On all the evidence before us it is clear that in the events surrounding the murder of the insurgent the appellant acted entirely out of character and was suffering from combat stress disorder. It is very unfortunate that the only medical evidence before the Court Martial and before us was obtained over 2 years after the murder. We have accorded particular attention to the view of the Court Martial that thousands of other service personnel experienced the same or similar stresses and still acted properly and humanely. However, in assessing the evidence of stress and its effect on the appellant, we attach particular importance to the evidence in relation to the remoteness of the command post at which the appellant had been stationed for 5½ months and the limited contact with those commanding him. His mental welfare had not been assessed in the way in which it would ordinarily be assessed by a commanding officer and there is evidence that he was becoming somewhat paranoiac about the Taliban’s “gunning” for him. Taking into account the whole of the evidence, we conclude that combat stress arising from the nature of the insurgency in Afghanistan and the particular matters we have identified as affecting him ought to have been accorded greater weight as a mitigating factor.

76.

Moreover, the particular circumstances did not require an additional term by way of deterrence to the sentence as the Court Martial found.
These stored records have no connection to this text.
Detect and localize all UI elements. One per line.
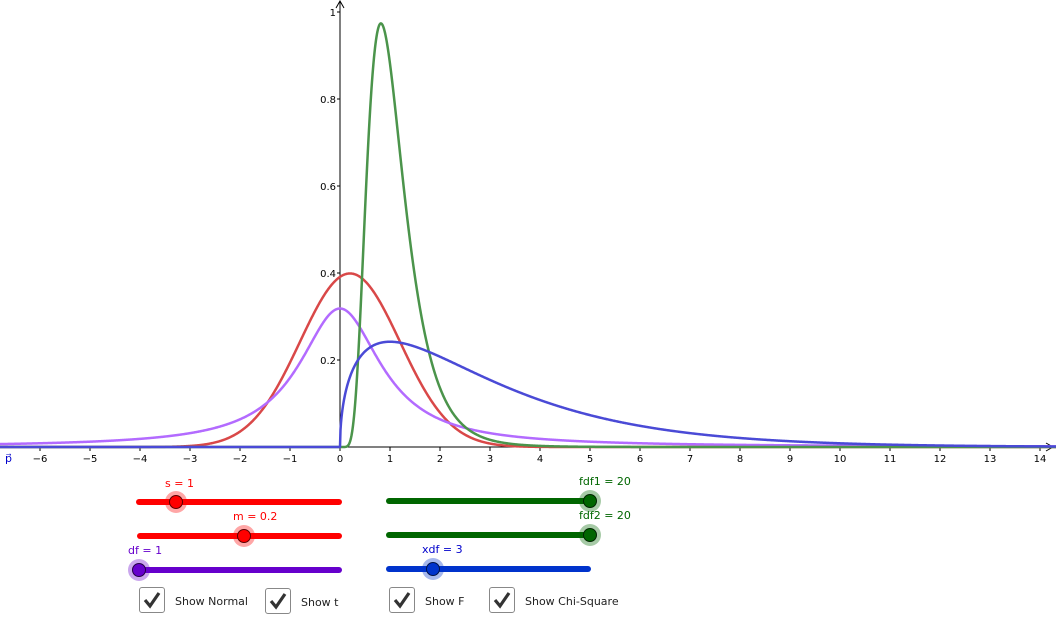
slider-fdf1-label: fdf1 = 20	[579, 475, 631, 488]
x-tick-label: 13	[984, 454, 997, 465]
x-tick-label: −5	[83, 454, 98, 465]
x-tick-label: −1	[283, 454, 298, 465]
slider-fdf2-track[interactable]	[386, 532, 591, 538]
x-tick-label: 2	[437, 454, 443, 465]
slider-xdf-track[interactable]	[386, 566, 591, 572]
x-tick-label: 8	[737, 454, 743, 465]
x-tick-label: 9	[787, 454, 793, 465]
checkmark-icon	[143, 592, 161, 609]
x-tick-label: 6	[637, 454, 643, 465]
checkmark-icon	[493, 592, 511, 609]
y-tick-label: 0.2	[320, 356, 336, 367]
slider-xdf-handle[interactable]	[422, 558, 444, 580]
student-t-curve	[0, 307, 1056, 448]
show-normal-checkbox[interactable]	[139, 587, 165, 613]
show-t-checkbox[interactable]	[265, 588, 291, 614]
y-axis-arrow	[335, 0, 345, 9]
slider-m-label: m = 0.2	[233, 510, 278, 523]
show-chi-square-label: Show Chi-Square	[525, 595, 619, 608]
x-tick-label: 1	[387, 454, 393, 465]
x-tick-label: 3	[487, 454, 493, 465]
show-f-label: Show F	[425, 595, 465, 608]
x-tick-label: 5	[587, 454, 593, 465]
x-tick-label: −6	[33, 454, 48, 465]
x-tick-label: 12	[934, 454, 947, 465]
y-tick-label: 0.8	[320, 95, 336, 106]
y-tick-label: 0.4	[320, 269, 336, 280]
normal-curve	[0, 272, 1056, 449]
curves	[0, 22, 1056, 449]
y-tick-label: 1	[330, 8, 336, 19]
slider-fdf2-handle[interactable]	[579, 524, 601, 546]
x-tick-label: −4	[133, 454, 148, 465]
slider-s-handle[interactable]	[165, 491, 187, 513]
show-normal-label: Show Normal	[175, 595, 248, 608]
slider-m-handle[interactable]	[233, 525, 255, 547]
x-tick-label: 4	[537, 454, 543, 465]
slider-fdf1-track[interactable]	[386, 498, 591, 504]
x-tick-label: 10	[834, 454, 847, 465]
show-chi-square-checkbox[interactable]	[489, 587, 515, 613]
slider-df-handle[interactable]	[128, 559, 150, 581]
checkmark-icon	[269, 593, 287, 610]
slider-s-label: s = 1	[165, 477, 194, 490]
show-f-checkbox[interactable]	[389, 587, 415, 613]
x-tick-label: 0	[337, 454, 343, 465]
slider-df-label: df = 1	[128, 544, 163, 557]
x-tick-label: 14	[1034, 454, 1047, 465]
slider-df-track[interactable]	[137, 567, 342, 573]
chi-square-curve	[0, 340, 1056, 449]
x-tick-label: 11	[884, 454, 897, 465]
checkmark-icon	[393, 592, 411, 609]
slider-fdf2-label: fdf2 = 20	[579, 509, 631, 522]
slider-s-track[interactable]	[136, 499, 342, 505]
slider-xdf-label: xdf = 3	[422, 543, 463, 556]
x-axis-label: p⃗	[5, 452, 12, 465]
x-tick-label: 7	[687, 454, 693, 465]
x-tick-label: −2	[233, 454, 248, 465]
slider-fdf1-handle[interactable]	[579, 490, 601, 512]
x-tick-label: −3	[183, 454, 198, 465]
F-curve	[0, 22, 1056, 449]
show-t-label: Show t	[301, 596, 339, 609]
y-tick-label: 0.6	[320, 182, 336, 193]
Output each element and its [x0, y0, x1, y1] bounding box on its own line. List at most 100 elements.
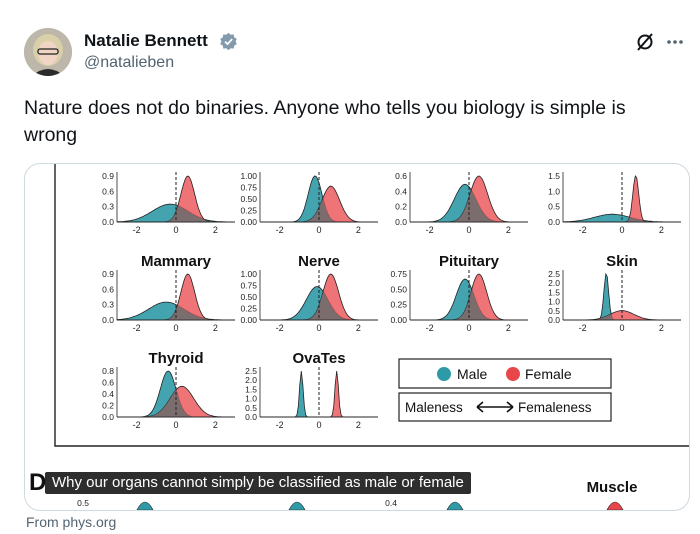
x-tick-label: 2 [659, 323, 664, 333]
x-tick-label: 2 [213, 420, 218, 430]
y-tick-label: 1.5 [548, 287, 560, 297]
y-tick-label: 0.0 [102, 315, 114, 325]
y-tick-label: 0.25 [390, 300, 407, 310]
y-tick-label: 0.0 [102, 217, 114, 227]
y-tick-label: 1.0 [245, 394, 257, 404]
femaleness-label: Femaleness [518, 400, 592, 415]
panel-title: Nerve [298, 253, 340, 270]
legend-male-swatch [437, 367, 451, 381]
y-tick-label: 0.50 [390, 284, 407, 294]
legend-male-label: Male [457, 366, 488, 382]
double-arrow-icon [476, 401, 514, 413]
y-tick-label: 0.6 [102, 284, 114, 294]
x-tick-label: -2 [276, 420, 284, 430]
maleness-label: Maleness [405, 400, 463, 415]
y-tick-label: 0.5 [548, 306, 560, 316]
panel-letter: D [29, 469, 46, 496]
y-tick-label: 0.4 [102, 389, 114, 399]
x-tick-label: 0 [316, 225, 321, 235]
y-tick-label: 0.6 [102, 378, 114, 388]
avatar[interactable] [24, 28, 72, 76]
y-tick-label: 0.0 [102, 412, 114, 422]
y-tick-label: 1.00 [240, 171, 257, 181]
display-name[interactable]: Natalie Bennett [84, 31, 208, 50]
panel-title: Muscle [587, 479, 638, 496]
x-tick-label: 0 [466, 323, 471, 333]
y-tick-label: 0.00 [240, 315, 257, 325]
avatar-image [24, 28, 72, 76]
y-tick-label: 0.50 [240, 292, 257, 302]
y-tick-label: 0.2 [102, 401, 114, 411]
x-tick-label: 2 [506, 225, 511, 235]
y-tick-label: 0.00 [240, 217, 257, 227]
y-tick-label: 0.00 [390, 315, 407, 325]
x-tick-label: 0 [619, 225, 624, 235]
x-tick-label: 2 [356, 323, 361, 333]
tweet-text: Nature does not do binaries. Anyone who … [24, 97, 626, 146]
y-tick-label: 0.50 [240, 194, 257, 204]
x-tick-label: 0 [173, 225, 178, 235]
partial-density [136, 501, 154, 510]
y-tick-label: 0.0 [395, 217, 407, 227]
y-tick-label: 0.4 [395, 186, 407, 196]
y-tick-label: 0.8 [102, 366, 114, 376]
y-tick-label: 0.5 [245, 403, 257, 413]
panel-title: Skin [606, 253, 638, 270]
x-tick-label: 0 [173, 420, 178, 430]
y-tick-label: 2.5 [548, 269, 560, 279]
y-tick-label: 0.3 [102, 300, 114, 310]
y-tick-label: 1.5 [548, 171, 560, 181]
y-tick-label: 0.2 [395, 202, 407, 212]
density-overlap-2 [410, 191, 528, 222]
x-tick-label: 0 [316, 323, 321, 333]
x-tick-label: -2 [133, 225, 141, 235]
x-tick-label: 2 [213, 323, 218, 333]
y-tick-label: 0.9 [102, 269, 114, 279]
panel-title: Pituitary [439, 253, 500, 270]
panel-title: OvaTes [292, 350, 345, 367]
more-options-icon[interactable] [664, 31, 686, 53]
x-tick-label: 2 [659, 225, 664, 235]
y-tick-label: 2.0 [245, 375, 257, 385]
x-tick-label: 2 [506, 323, 511, 333]
density-overlap-1 [260, 199, 378, 222]
y-tick-label: 0.75 [240, 183, 257, 193]
panel-title: Thyroid [149, 350, 204, 367]
y-tick-label: 0.6 [395, 171, 407, 181]
x-tick-label: 0 [173, 323, 178, 333]
legend-box [398, 358, 612, 389]
grok-icon[interactable] [634, 31, 656, 53]
user-handle[interactable]: @natalieben [84, 54, 175, 71]
y-tick-label: 0.0 [245, 412, 257, 422]
y-tick-label: 1.00 [240, 269, 257, 279]
x-tick-label: -2 [133, 420, 141, 430]
x-tick-label: 2 [213, 225, 218, 235]
x-tick-label: 0 [619, 323, 624, 333]
media-image[interactable]: 0.9 0.6 0.3 0.0 -2 0 2 1.00 0.75 0.50 0.25 0.00 -2 0 2… [24, 163, 690, 511]
partial-density [446, 501, 464, 510]
figure-frame [54, 164, 689, 447]
y-tick-label: 1.0 [548, 186, 560, 196]
x-tick-label: -2 [426, 323, 434, 333]
x-tick-label: -2 [579, 323, 587, 333]
verified-badge-icon [220, 32, 237, 51]
y-tick-label: 0.9 [102, 171, 114, 181]
x-tick-label: 2 [356, 420, 361, 430]
y-tick-label: 0.4 [385, 498, 397, 508]
link-source[interactable]: From phys.org [26, 514, 117, 530]
y-tick-label: 0.0 [548, 315, 560, 325]
y-tick-label: 1.5 [245, 384, 257, 394]
y-tick-label: 0.25 [240, 206, 257, 216]
y-tick-label: 0.25 [240, 304, 257, 314]
partial-density [288, 501, 306, 510]
y-tick-label: 0.75 [390, 269, 407, 279]
x-tick-label: 2 [356, 225, 361, 235]
y-tick-label: 0.0 [548, 217, 560, 227]
y-tick-label: 0.75 [240, 281, 257, 291]
x-tick-label: -2 [276, 225, 284, 235]
legend-female-swatch [506, 367, 520, 381]
x-tick-label: 0 [466, 225, 471, 235]
y-tick-label: 1.0 [548, 297, 560, 307]
y-tick-label: 0.5 [548, 202, 560, 212]
y-tick-label: 2.0 [548, 278, 560, 288]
The open and very public way in which the proceedings were conducted overall, the worldwide publicity given to the appellant’s conviction, the life sentence imposed on him and the significant minimum term he must in any event serve before any consideration of parole will be sufficient deterrence.

77.

On that basis we have therefore concluded that although he remains subject to a sentence of imprisonment for life, the minimum term which he must serve before being considered for parole should be reduced to 8 years. His release will then depend on the Parole Board and, even thereafter, he will remain subject to the terms of the conditions of his licence. To that extent and to that extent only is this appeal allowed.